Eine Zufahrt für Einsatzfahrzeuge muss so oder so frei bleiben, oder müsste. Egal, ob in der Mitte oder am rechten Rand, könnte man meinen.

Der Grund, warum die Rettungsgasse trotzdem "nicht funktioniert", sagt viel über uns aus: Es staut sich. Die Rettungsgasse wird gebildet. Die ersten beginnen, die Einladung zur freien Fahrt anzunehmen und spielen Einsatzfahrzeug. Und . . . Ja und dann? Bleiben Sie in der Kolonne, oder fahren Sie auch? Halten Sie sich ans Gesetz, oder brechen Sie es, weil es "alle" tun?

Die Rettungsgasse funktioniert, sie ist der ultimative Charaktertest.

Einsam in der Rettungsgasse
Pyhrnautobahn vor dem Gleinalmtunnel Richtung Graz. Es ist kurz vor Mittag, der Tunnel gesperrt, der Stau wächst. Ungern lobe ich mich selber, aber ich bilde vorbildlich die Rettungsgasse, platziere meinen Wagen ganz links. Das Blöde: Ein einziges Auto steht vor mir. Uns zwei Rettungsgassler flankieren ein paar Versprengte, die rechts auf dem Pannenstreifen parken.

Der große Rest steht in der Kolonne, schön verteilt auf alle Fahrstreifen. Was für ein Glück: Der Tunnel ist nur gesperrt, weil ein Schwertransport durchmuss. Doch wer weiß das hier in der Kolonne? Es könnte genauso gut ein Unfall sein. Gnade Gott, müsste da die Rettung durch.

Ah ja: Das Szenario spielte sich nicht etwa bei der Einführung der Rettungsgasse ab, sondern vor zwei Wochen - und es wiederholt sich täglich auf Österreichs Autobahnen.

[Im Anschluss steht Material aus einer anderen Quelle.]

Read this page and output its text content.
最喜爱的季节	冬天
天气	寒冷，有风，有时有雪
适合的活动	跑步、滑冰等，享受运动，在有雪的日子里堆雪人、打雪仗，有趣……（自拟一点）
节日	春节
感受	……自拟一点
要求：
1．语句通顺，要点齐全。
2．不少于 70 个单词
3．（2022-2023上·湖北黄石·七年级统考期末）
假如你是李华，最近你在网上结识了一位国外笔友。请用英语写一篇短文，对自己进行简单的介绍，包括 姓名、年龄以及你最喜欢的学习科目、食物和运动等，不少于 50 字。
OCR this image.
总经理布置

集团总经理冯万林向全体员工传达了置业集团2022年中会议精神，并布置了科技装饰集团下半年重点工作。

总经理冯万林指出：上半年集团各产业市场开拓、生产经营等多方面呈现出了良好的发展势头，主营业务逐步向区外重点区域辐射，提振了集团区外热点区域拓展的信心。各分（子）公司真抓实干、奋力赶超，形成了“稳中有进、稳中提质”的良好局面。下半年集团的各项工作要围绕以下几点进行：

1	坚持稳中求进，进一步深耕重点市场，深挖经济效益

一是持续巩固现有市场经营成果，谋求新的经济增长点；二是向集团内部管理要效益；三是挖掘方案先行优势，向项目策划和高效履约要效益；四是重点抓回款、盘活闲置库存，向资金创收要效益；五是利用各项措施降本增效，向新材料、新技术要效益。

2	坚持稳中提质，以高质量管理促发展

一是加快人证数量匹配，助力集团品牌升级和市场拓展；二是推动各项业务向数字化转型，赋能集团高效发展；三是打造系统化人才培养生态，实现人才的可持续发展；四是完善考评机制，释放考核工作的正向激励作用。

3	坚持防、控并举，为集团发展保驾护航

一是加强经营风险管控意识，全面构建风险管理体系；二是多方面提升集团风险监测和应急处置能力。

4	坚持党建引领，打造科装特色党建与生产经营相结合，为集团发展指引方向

Vorschlag an zuständige Politiker: Schiebt zurück aus der Sackgasse namens Rettungsgasse. Die Polit-Panne lässt sich beheben mit der Wiederbelebung des Pannenstreifens. Den hat jeder kapiert.

ALFRED LOBNIK, JOSEF FRÖHLICH

Immerhin 82 Prozent der Autofahrer befürworten laut einer aktuellen Umfrage des Kuratoriums für Verkehrssicherheit die Rettungsgasse. Demnach kennen sie 98 Prozent der Befragten und 90 Prozent wissen auch, wie sie zu bilden ist. "Unsicherheiten entstehen vor allem bei dreispurigen Abschnitten, aber davon haben wir in der Steiermark wenige", erklärt Wolfgang Staudacher, Leiter der Landesverkehrsabteilung. Viel hänge auch davon ab, wie homogen das Verkehrsaufkommen sei. Heißt: Sind mehr ausländische Autofahrer unterwegs, wird auch das Bilden der Rettungsgasse komplizierter. Zahlen über Anzeigen hat Staudacher keine, bei der Autobahnpolizei Graz weiß man zumindest von "einigen Amtshandlungen". Rotkreuz-Landesrettungskommandant Peter Hansak lobt die Rettungsgasse sogar überschwänglich. "Es stimmt, die Rettung kommt dadurch schneller an." Er ist davon überzeugt, dass sie bei uns in wenigen Jahren selbstverständlich ist - "so wie in anderen Ländern auch".

WILFRIED ROMBOLD

Fakten

98 Prozent der befragten Autofahrer wissen, was die Rettungsgasse ist.

82 Prozent gaben in einer aktuellen Umfrage an, dass sie die Rettungsgasse sehr gut bzw. gut finden.